Joanne and I stayed a couple of blocks from the city center in an older, but very nice property called THE HOTEL HOLT.

Now, before we dive into the cuisine and restaurants, I strongly suggest that you read my posting on Iceland from November 9, 2017. It provides a backdrop for the restaurants I’ll be describing.

Something important to understand from the outset is that the NEW NORDIC CUISINE revolution you’ve read about in Copenhagen and Sweden is also relevant to all of the restaurants I’ll be talking about.

What is the “new Nordic cuisine?” It’s natural. It’s local. It’s sustainable. It’s about preserving, smoking, salting, fermenting. It’s seasonal and it prides itself on serving “foraged” ingredients. It’s about sheep and cattle freely grazing on the slopes completely free of drugs and hormones. And finally it’s about being surrounded by an ocean and the bounty of fresh seafood from Iceland’s ice cold clear coastal waters.
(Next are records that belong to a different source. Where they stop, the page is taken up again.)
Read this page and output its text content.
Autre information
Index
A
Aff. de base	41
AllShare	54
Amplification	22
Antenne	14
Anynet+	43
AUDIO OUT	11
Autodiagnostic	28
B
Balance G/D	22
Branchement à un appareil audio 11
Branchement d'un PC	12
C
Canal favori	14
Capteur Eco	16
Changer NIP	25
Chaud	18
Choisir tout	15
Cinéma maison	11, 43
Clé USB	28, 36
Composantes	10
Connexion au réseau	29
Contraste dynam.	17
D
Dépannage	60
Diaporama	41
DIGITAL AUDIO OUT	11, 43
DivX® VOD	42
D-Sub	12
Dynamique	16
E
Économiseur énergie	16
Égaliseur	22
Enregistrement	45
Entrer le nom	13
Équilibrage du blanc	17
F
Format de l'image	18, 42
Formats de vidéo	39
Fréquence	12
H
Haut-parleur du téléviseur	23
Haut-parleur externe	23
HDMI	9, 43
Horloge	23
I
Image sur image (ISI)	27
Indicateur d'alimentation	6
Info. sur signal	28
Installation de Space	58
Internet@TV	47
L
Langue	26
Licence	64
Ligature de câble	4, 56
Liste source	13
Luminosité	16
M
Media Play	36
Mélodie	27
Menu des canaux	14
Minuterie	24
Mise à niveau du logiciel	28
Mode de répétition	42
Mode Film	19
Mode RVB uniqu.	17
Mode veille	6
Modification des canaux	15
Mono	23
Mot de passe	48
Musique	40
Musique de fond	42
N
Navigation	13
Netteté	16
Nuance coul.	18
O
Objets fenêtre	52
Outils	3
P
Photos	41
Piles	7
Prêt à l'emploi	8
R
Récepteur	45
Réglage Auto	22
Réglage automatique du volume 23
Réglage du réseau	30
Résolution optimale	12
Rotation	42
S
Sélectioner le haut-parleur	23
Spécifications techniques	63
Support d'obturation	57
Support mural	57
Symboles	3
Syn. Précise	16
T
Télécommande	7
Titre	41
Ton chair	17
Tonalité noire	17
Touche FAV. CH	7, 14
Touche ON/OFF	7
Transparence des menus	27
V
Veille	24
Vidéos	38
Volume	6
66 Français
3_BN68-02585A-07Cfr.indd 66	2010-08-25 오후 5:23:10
For imported items, Icelandic chefs tend not to rely on heavy emission-inducing transport. Their trading partners tend to be their other nearby Scandinavian neighbors. And for tomatoes and vegetables, they have an abundance of hot-houses, no doubt thermally heated (check out the winter low temperatures; surprisingly ICELAND is a hell of a lot warmer than Minnesota).

The pioneer of this movement was, of course, NOMA in Copenhagen, named best restaurant in the world for three years in a row.

So let’s get started. We had heard of Reykjavik’s top-rated eatery, THE GALLERY RESTAURANT, which was housed in our hotel, and its chef, an alumnus of NOMA. Being slightly jet-lagged upon arrival, we decided to make it the first stop in our culinary tour of Iceland’s capital.

The dining room was well appointed and pleasantly lit, with spaciously placed tables and an overall classy and comfortable – if a bit dated – feeling. That was okay because the food trumped everything else.

Yes, it expressed the core of the NEW NORDIC CUISINE but with clever, slight French overtones.

We began with two AMUSE BOUCHES: a tasting spoon of marinated local veggies and secondly a sensational Lobster Bisque garnished with WHITE CHOCOLOATE CREAM! Dorothy, you ain’t in Kansas anymore!

Next we shared three starters: a Zucchini-wrapped Langoustine, a Golden-Crusted Sea Scallop on a bed of tapenade with a sauce of golden bell pepper coulis, and finally Salt Cured Salmon with a side of dark, chewy toast and honey mustard. As you might expect, for mains I took the “snout-to-tail” route and got the Icelandic Cod with Crispy Pigs Ears. Joanne surprised me and chose the Baby Lamb with Plumbs and Red Beets.

I snooped at nearby tables and concluded that they were dining equally well and as adventurously as we were. I spotted the Icelandic Duck, the just-caught Flounder, the Salmon Tartare with Scallop Ceviche. All looked really, really good.

If that wasn’t enough, we just couldn’t pass up dessert. A Dark Chocolate Cake with a Chocolate Tuile and Raspberries was a hit. So was the Olive Oil Cake.

We trundled up to bed and immediately collapsed.

It was a GOOD NIGHT.



P.S. Stay tuned for upcoming postings on Reykjavik restaurants. And by the way, Minnesota: Icelandair out of Minneapolis is AFFORDABLE. Dare I say, even cheap?


  • March 22, 2018 at 9:56 pm

    How timely is this?!! Judy and I will be in Reykjavik next month for 3 days. All of the food looks a helluvalot more attractive than your last post. We’re looking forward to this entire experience.